WB The Creative Jewellery Group was proud to be part of ‘Birmingham Made Me’ a two-week Design Expo which took place at the City’s Millennium Point from 6th – 21st June, 2013.
The event, which was sponsored by Birmingham City Council, with support from Birmingham City University, Business Birmingham and Millennium Point, features a showcase of products from some 70 top Midland manufacturers with many iconic companies such as Aga Cookers, Aston Martin cars, Dunlop tyres, Acme Whistles and WB The Creative Jewellery Group, all taking part.
The Group used the Expo which is open to the public and places particular emphasis on student involvement, to showcase designs from two of its companies – Domino and Weston Beamor.
Domino exhibited pieces from its Sassolini, Diamond Ring Mount and Wedding Ring Collections. Weston Beamor showed the stunning diamond and platinum necklace (by in-house designer Natasha Bagnall), which won a Lonmin Design Innovation award in 2012 and a stunning, experimental ring called ‘Hidden Treasures’, by another member of the design team, Sarah Phillips.
The jewels are perfect example of the Group’s manufacturing excellence demonstrating, as they do, many of the modern and traditional jewellery-making skills on which it has built its reputation.
The Expo is accompanied by an on-going, world-class Seminar programme as well as featuring daily seminars, workshops and competitions. Domino director Naomi Newton-Sherlock, who heads up the company’s nine-strong design team, was one of the distinguished line-up of speakers in the Seminar programme.
Newton-Sherlock took as her topic ‘Heritage – a unique feature of the WB value proposition’ in which she looked back over WB The Creative Jewellery Group’s sixty years of production in the heart of Birmingham’s historic Jewellery Quarter and how its history impacts upon the way in which this expanding, family-owned company is managed and operates today.

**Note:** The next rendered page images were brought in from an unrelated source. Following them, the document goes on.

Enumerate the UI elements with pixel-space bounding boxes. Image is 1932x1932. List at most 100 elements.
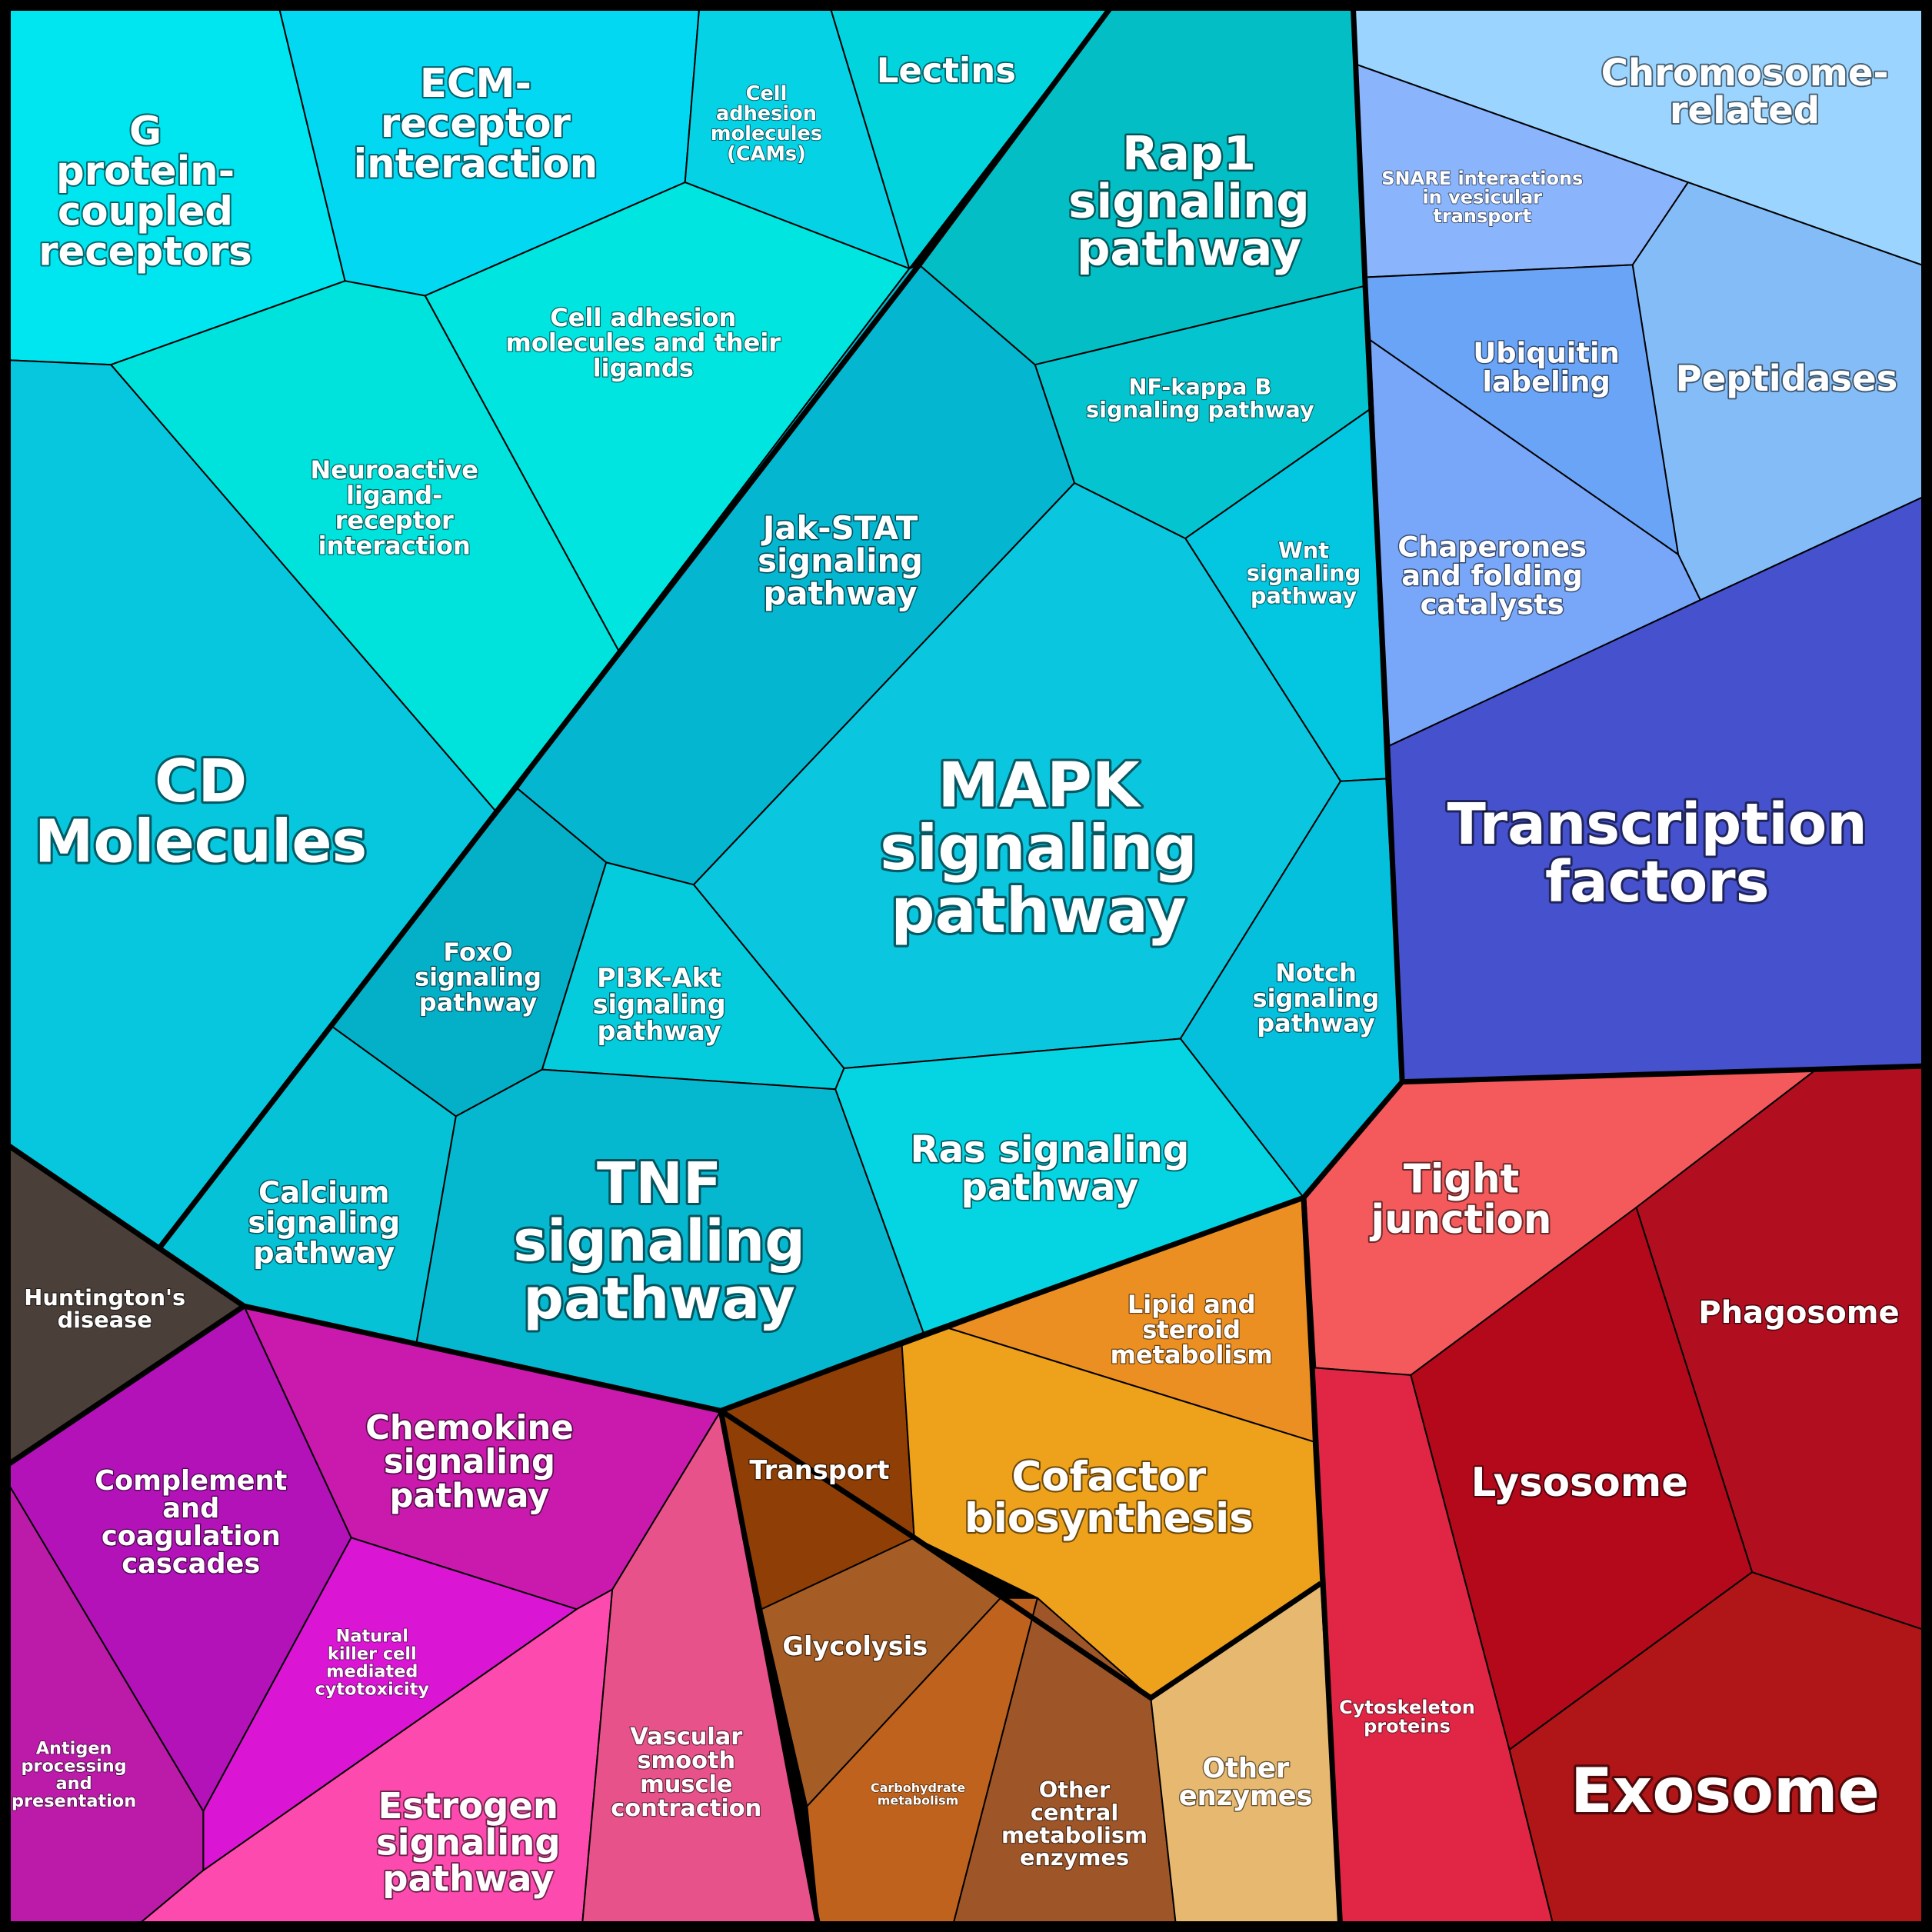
label-line: (CAMs) bbox=[727, 142, 806, 165]
label-cell-adhesion-molecules-cams: Cell adhesion molecules (CAMs) bbox=[711, 82, 822, 165]
label-line: pathway bbox=[253, 1236, 395, 1271]
label-line: Lysosome bbox=[1471, 1460, 1688, 1506]
label-line: signaling bbox=[593, 989, 726, 1019]
label-exosome: Exosome bbox=[1571, 1755, 1880, 1827]
label-carbohydrate-metabolism: Carbohydrate metabolism bbox=[871, 1780, 965, 1807]
label-line: protein- bbox=[56, 148, 235, 195]
group-border-line bbox=[718, 1410, 822, 1932]
label-line: SNARE interactions bbox=[1381, 168, 1583, 189]
label-line: Phagosome bbox=[1698, 1295, 1900, 1331]
label-line: Estrogen bbox=[378, 1785, 558, 1827]
label-mapk-signaling-pathway: MAPK signaling pathway bbox=[880, 750, 1198, 947]
label-line: disease bbox=[58, 1307, 152, 1333]
label-line: Ubiquitin bbox=[1473, 337, 1619, 370]
label-natural-killer-cell-cytotoxicity: Natural killer cell mediated cytotoxicity bbox=[315, 1627, 430, 1700]
label-line: interaction bbox=[318, 531, 471, 560]
label-line: ligand- bbox=[346, 481, 442, 510]
label-cd-molecules: CD Molecules bbox=[35, 748, 367, 877]
label-line: NF-kappa B bbox=[1128, 374, 1271, 400]
label-rap1-signaling-pathway: Rap1 signaling pathway bbox=[1068, 126, 1310, 276]
label-cytoskeleton-proteins: Cytoskeleton proteins bbox=[1339, 1697, 1475, 1737]
label-cofactor-biosynthesis: Cofactor biosynthesis bbox=[964, 1454, 1254, 1542]
label-other-central-metabolism-enzymes: Other central metabolism enzymes bbox=[1001, 1777, 1148, 1870]
label-line: Molecules bbox=[35, 808, 367, 876]
label-line: pathway bbox=[891, 875, 1186, 947]
label-line: pathway bbox=[764, 575, 918, 612]
label-line: killer cell bbox=[328, 1644, 417, 1664]
label-line: factors bbox=[1545, 850, 1770, 915]
label-line: receptor bbox=[381, 101, 571, 147]
label-line: Chemokine bbox=[365, 1409, 574, 1447]
cell-exosome bbox=[1508, 1571, 1932, 1932]
label-line: labeling bbox=[1482, 365, 1611, 398]
label-chromosome-related: Chromosome-related bbox=[1601, 52, 1889, 132]
label-line: mediated bbox=[326, 1661, 418, 1681]
label-line: Glycolysis bbox=[782, 1631, 928, 1661]
label-line: transport bbox=[1433, 205, 1531, 227]
label-line: pathway bbox=[389, 1477, 549, 1515]
label-transport: Transport bbox=[749, 1455, 889, 1485]
label-line: Natural bbox=[336, 1627, 408, 1647]
label-line: Wnt bbox=[1278, 538, 1329, 564]
label-lysosome: Lysosome bbox=[1471, 1460, 1688, 1506]
label-line: signaling bbox=[1068, 174, 1310, 228]
label-estrogen-signaling-pathway: Estrogen signaling pathway bbox=[376, 1785, 561, 1900]
label-line: Cell adhesion bbox=[550, 303, 736, 332]
label-line: central bbox=[1031, 1799, 1118, 1825]
label-line: Ras signaling bbox=[911, 1128, 1190, 1171]
label-line: molecules and their bbox=[506, 328, 781, 358]
group-border-line bbox=[0, 1304, 246, 1473]
label-line: steroid bbox=[1142, 1315, 1241, 1344]
label-foxo-signaling-pathway: FoxO signaling pathway bbox=[415, 938, 541, 1017]
label-line: signaling bbox=[376, 1821, 561, 1863]
label-line: signaling bbox=[758, 542, 923, 580]
label-pi3k-akt-signaling-pathway: PI3K-Akt signaling pathway bbox=[593, 963, 726, 1046]
label-line: Exosome bbox=[1571, 1755, 1880, 1827]
label-line: Notch bbox=[1275, 958, 1357, 988]
group-border-line bbox=[719, 1408, 1323, 1701]
label-calcium-signaling-pathway: Calcium signaling pathway bbox=[248, 1176, 400, 1271]
group-border-line bbox=[1301, 1197, 1317, 1368]
label-lectins: Lectins bbox=[877, 50, 1016, 91]
label-peptidases: Peptidases bbox=[1676, 358, 1898, 399]
label-line: signaling bbox=[1247, 560, 1361, 586]
label-line: contraction bbox=[611, 1795, 761, 1822]
label-line: MAPK bbox=[938, 750, 1141, 821]
label-huntingtons-disease: Huntington's disease bbox=[24, 1284, 185, 1333]
label-notch-signaling-pathway: Notch signaling pathway bbox=[1253, 958, 1380, 1038]
label-line: proteins bbox=[1364, 1715, 1451, 1737]
label-line: molecules bbox=[711, 122, 822, 145]
label-line: signaling bbox=[513, 1209, 805, 1274]
label-line: biosynthesis bbox=[964, 1495, 1254, 1542]
label-cell-adhesion-ligands: Cell adhesion molecules and their ligands bbox=[506, 303, 781, 382]
label-line: FoxO bbox=[443, 938, 512, 967]
label-line: pathway bbox=[1251, 583, 1357, 609]
label-line: Transcription bbox=[1447, 792, 1867, 858]
label-line: Huntington's bbox=[24, 1284, 185, 1311]
label-line: Peptidases bbox=[1676, 358, 1898, 399]
label-line: TNF bbox=[597, 1151, 721, 1217]
label-line: Antigen bbox=[36, 1739, 112, 1759]
label-line: coagulation bbox=[102, 1521, 281, 1552]
label-ubiquitin-labeling: Ubiquitin labeling bbox=[1473, 337, 1619, 399]
label-line: Other bbox=[1039, 1777, 1111, 1803]
label-line: metabolism bbox=[1001, 1822, 1148, 1848]
label-line: metabolism bbox=[1111, 1341, 1273, 1370]
label-other-enzymes: Other enzymes bbox=[1179, 1753, 1313, 1812]
label-line: and folding bbox=[1401, 559, 1583, 592]
label-line: receptor bbox=[335, 506, 454, 535]
label-line: receptors bbox=[38, 229, 252, 275]
label-line: Cytoskeleton bbox=[1339, 1697, 1475, 1718]
label-complement-and-coagulation-cascades: Complement and coagulation cascades bbox=[95, 1465, 287, 1580]
group-border-line bbox=[1350, 0, 1405, 1082]
label-line: enzymes bbox=[1179, 1780, 1313, 1812]
cell-vascular-smooth-muscle-contraction bbox=[581, 1410, 821, 1932]
label-line: Other bbox=[1202, 1753, 1290, 1784]
label-ras-signaling-pathway: Ras signaling pathway bbox=[911, 1128, 1190, 1209]
label-antigen-processing-and-presentation: Antigen processing and presentation bbox=[12, 1739, 136, 1812]
label-ecm-receptor-interaction: ECM-receptor interaction bbox=[354, 61, 598, 188]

“We are proud to have been chosen to take part in this very worthwhile event. It used to be said in the City’s heyday, if something couldn’t be made in Birmingham it couldn’t be made at all.
Today, despite moves to overseas production by many UK firms, I’m pleased to say that more and more businesses, like our own, are now finding that making things in Birmingham still makes strong commercial sense and has the added bonus of backing Britain,” Newton-Sherlock commented.